Horizontal displacements
With the formation of uplifts during the arrival of the anomalous mantle to the crust on continents and oceans, an increase in the potential energy stored in the upper layers of the planet occurs. To discharge excess substances tend to diverge. As a result, additional stresses are formed. Various types of plate and crust movement are associated with them.

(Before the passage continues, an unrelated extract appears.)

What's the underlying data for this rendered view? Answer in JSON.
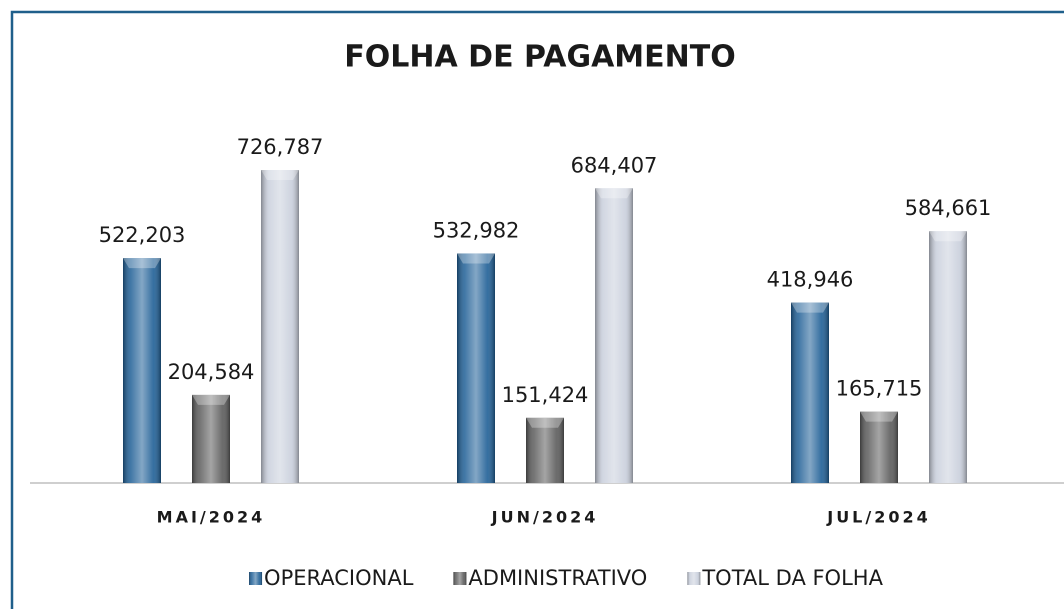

The expansion of the ocean floor and the swimming of the continents are the result of the simultaneous expansion of the ridges and the immersion of the platform in the mantle. Under the first are large masses of highly heated anomalous substances. In the axial part of these ridges, the latter is located directly below the crust. The lithosphere here has much less power. The abnormal mantle at the same time spreads in the area of โโhigh pressure - on both sides from under the ridge. Along with this, it tears the ocean crust quite easily. The cleft is filled with basaltic magma. She, in turn, is smelted from the anomalous mantle. In the process of solidification of magma, a new oceanic crust is formed. This is how the bottom grows.
Process features
Under the middle ridges, the anomalous mantle has a reduced viscosity due to elevated temperature. The substance is able to spread quickly enough. In this regard, the growth of the bottom occurs at an increased rate. The oceanic asthenosphere also has a relatively low viscosity.
The main lithospheric plates of the Earth float from the ridges to the places of immersion. If these sites are in the same ocean, then the process occurs at a relatively high speed. This situation is typical for the Pacific today. If the bottom grows and sinks in different areas, then the continent located between them drifts in the direction where the deepening takes place. Under the continents, the viscosity of the asthenosphere is higher than under the oceans. In connection with the friction that arises, considerable resistance to motion appears. As a result, the rate at which the bottom expands decreases if there is no compensation for the mantle sinking in the same region. Thus, sprawl in the Pacific Ocean is faster than in the Atlantic.